通过提供具体问题的预期答案来训练智能体（即问答对的方式），以增强模型性能和确定性。

from pandasai import Agent

agent = Agent("data.csv")

# Train the model
query = "What is the total sales for the current fiscal year?"
# The following code is passed as a string to the response variable
response = '\n'.join([
    'import pandas as pd',
    '',
    'df = dfs[0]',
    '',
    '# Calculate the total sales for the current fiscal year',
    'total_sales = df[df[\'date\'] >= pd.to_datetime(\'today\').replace(month=4, day=1)][\'sales\'].sum()',
    'result = { "type": "number", "value": total_sales }'
])

agent.train(queries=[query], codes=[response])

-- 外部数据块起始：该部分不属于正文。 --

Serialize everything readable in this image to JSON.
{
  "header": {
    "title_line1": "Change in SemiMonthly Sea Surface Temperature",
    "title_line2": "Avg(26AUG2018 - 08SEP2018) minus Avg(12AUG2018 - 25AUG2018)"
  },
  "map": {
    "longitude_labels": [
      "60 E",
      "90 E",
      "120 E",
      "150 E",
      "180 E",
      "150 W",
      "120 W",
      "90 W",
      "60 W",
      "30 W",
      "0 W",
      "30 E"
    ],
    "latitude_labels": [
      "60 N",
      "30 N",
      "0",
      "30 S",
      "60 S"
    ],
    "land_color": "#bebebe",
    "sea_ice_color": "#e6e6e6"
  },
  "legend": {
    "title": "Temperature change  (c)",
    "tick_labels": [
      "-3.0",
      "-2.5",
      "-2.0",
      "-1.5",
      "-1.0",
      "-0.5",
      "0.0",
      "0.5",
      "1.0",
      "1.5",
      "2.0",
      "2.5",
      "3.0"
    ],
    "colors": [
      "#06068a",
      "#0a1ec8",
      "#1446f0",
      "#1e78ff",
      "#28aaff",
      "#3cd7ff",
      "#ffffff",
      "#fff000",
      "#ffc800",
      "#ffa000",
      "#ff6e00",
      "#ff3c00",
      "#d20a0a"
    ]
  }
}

response = agent.chat("What is the total sales for the last fiscal year?")
print(response)

# The model will use the information provided in the training to generate a response

总结

PandaAI是一个典型的Text2SQL智能体，核心原理是利用大模型将自然语言查询转换为可执行的代码，通过封装的.chat方法，将问题、表头和 5-10 行数据传递给大模型，然后由模型生成最相关的代码（Python 或 SQL），同时生成的代码在本地执行，并把产生的结果按照最符合问题的形式进行返回。

基本上所有的Text2SQL都大同小异，而PandaAI额外支持了一些数据预处理的方法和自动选择特定格式进行输出，算是一些不错的亮点。